Contesto storico e normativo

Come noto, l’art. 101, par. 1, del Trattato sul Funzionamento dell’Unione europea (TFUE) vieta gli accordi tra aziende che possano pregiudicare il commercio tra gli Stati membri dell’Unione europea e che impediscano, limitino o distorcano la concorrenza.

Nel 2006, Booking.com (società di diritto olandese con sede in Amsterdam, Paesi Bassi) entra nel mercato tedesco inserendo nelle proprie condizioni generali di contratto una clausola definita di «parità ampia». Si tratta di un divieto che Booking.com pone agli alberghi e agli altri prestatori di servizi ricettivi di offrire gli alloggi su altri canali di vendita, inclusi altri OTA concorrenti, a prezzi inferiori a quelli indicati su Booking.

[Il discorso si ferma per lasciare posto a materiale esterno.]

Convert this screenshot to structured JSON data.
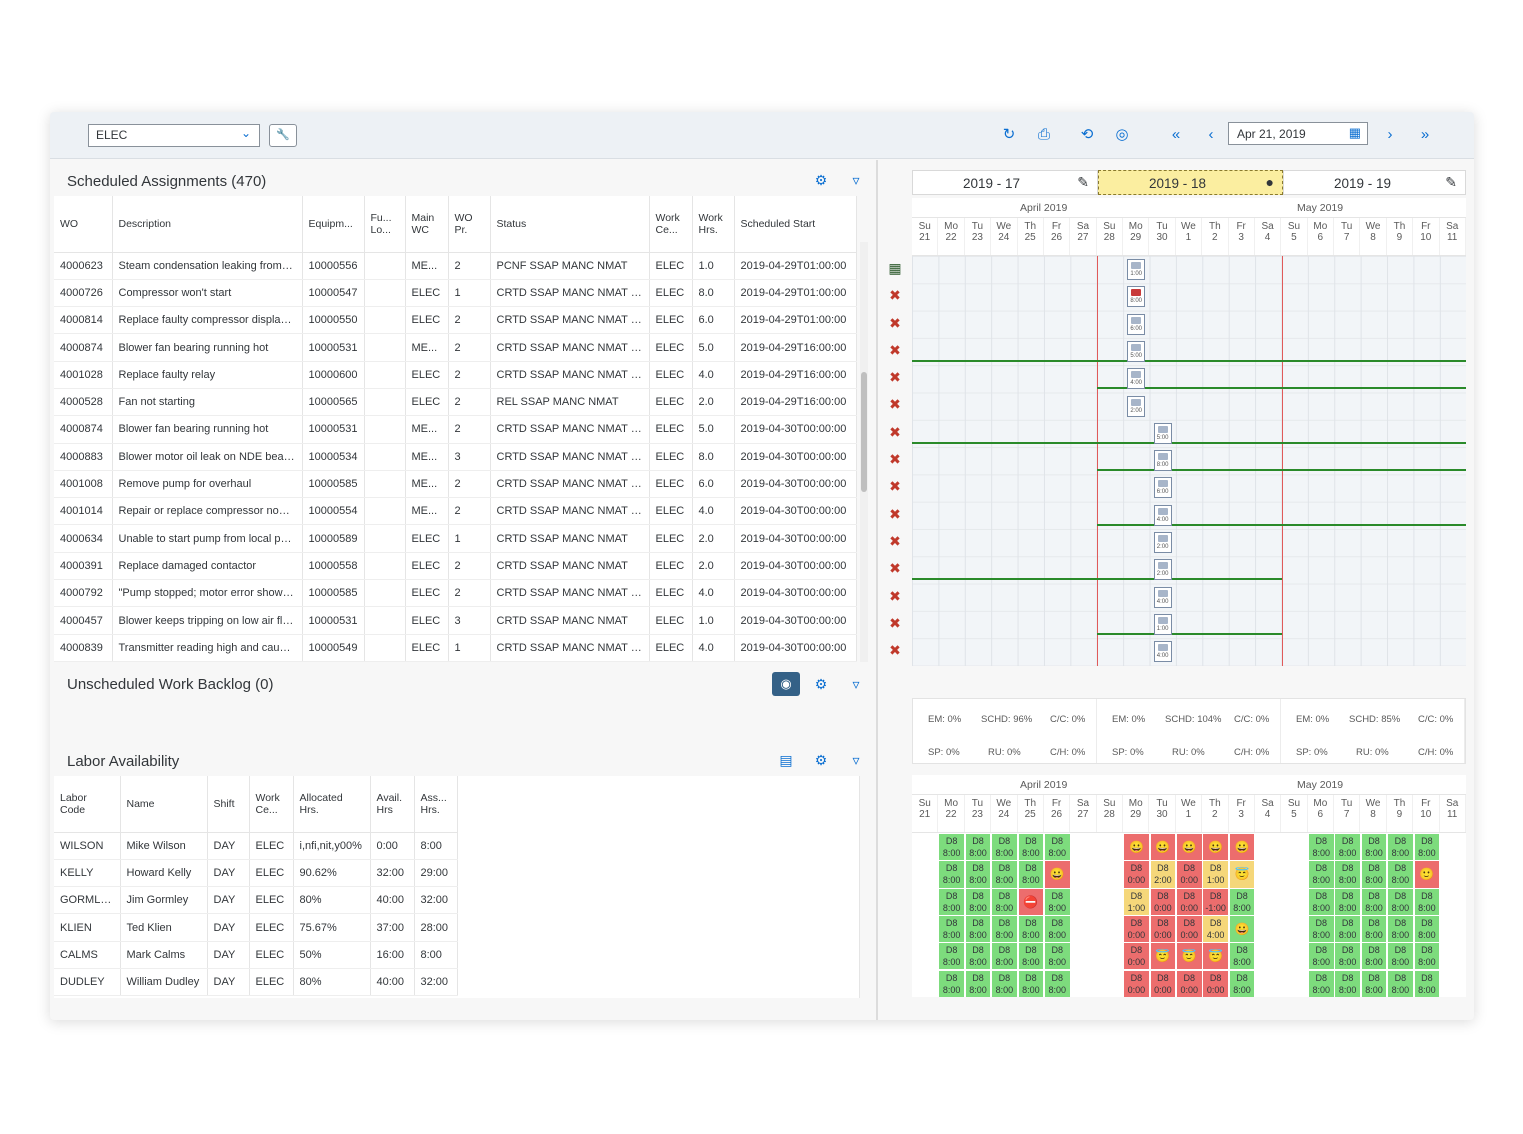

Nel 2013, l’Autorità Federale Garante della Concorrenza tedesca stabilisce che la clausola di parità ampia contrasta con il divieto di intese previsto dal diritto dell’Unione e dal diritto tedesco, ordinando la cessazione del suo utilizzo.

Pertanto, dal 1º luglio 2015, Booking.com, si impegna, di concerto con le autorità francesi, svedesi e italiane (AGCM) garanti della concorrenza, a rimuovere la clausola di parità ampia, sostituendola con una «parità ristretta», che limita la restrizione ai soli canali di vendita diretti del prestatore di servizi alberghieri.

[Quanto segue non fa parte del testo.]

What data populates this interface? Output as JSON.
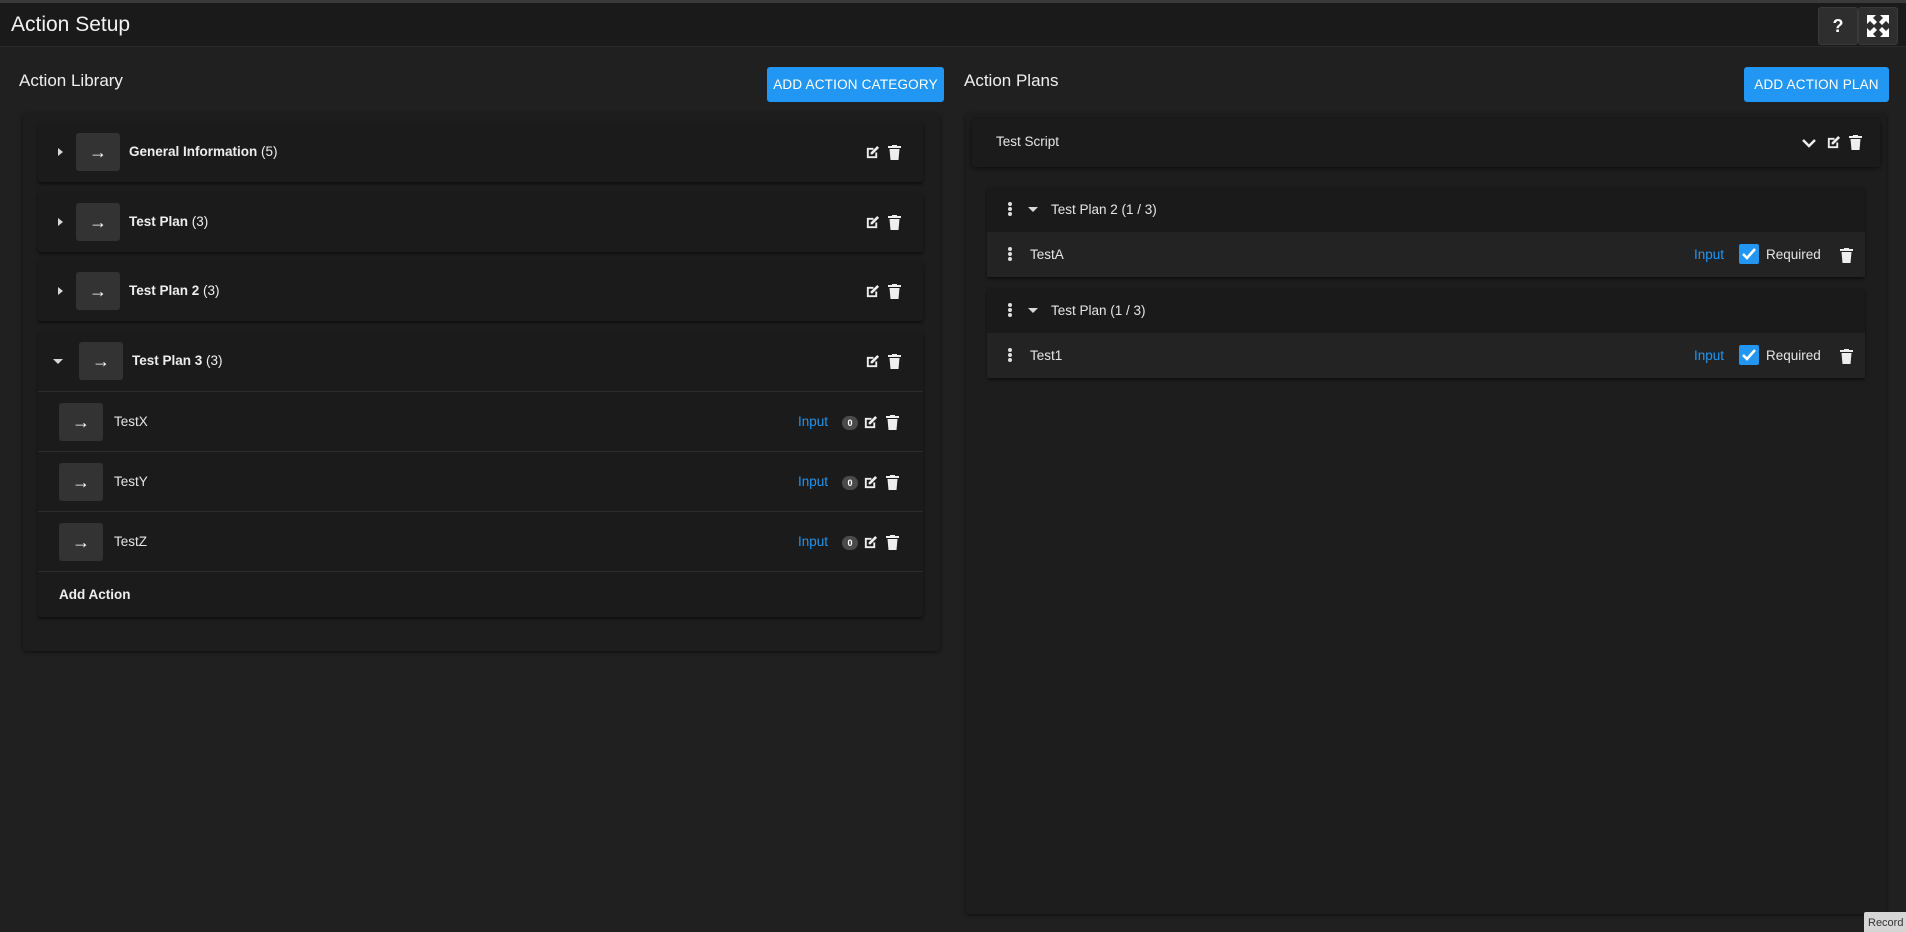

Il 22 dicembre 2015, l’Autorità federale tedesca ritiene che anche la clausola di parità ristretta limiti la concorrenza in modo significativo e impone la cessazione dell’utilizzo di tale clausola, affermando che non soddisfa i requisiti di esenzione previsti dal regolamento UE e dal diritto tedesco.

Con sentenza del 4 giugno 2019, il Tribunale tedesco accoglie parzialmente il ricorso di Booking.com contro la pronuncia del 2015, affermando che la clausola di parità ristretta, pur limitando la concorrenza, possa essere considerata una restrizione accessoria necessaria per garantire un’equa remunerazione, quindi non in contrasto con il divieto di intese.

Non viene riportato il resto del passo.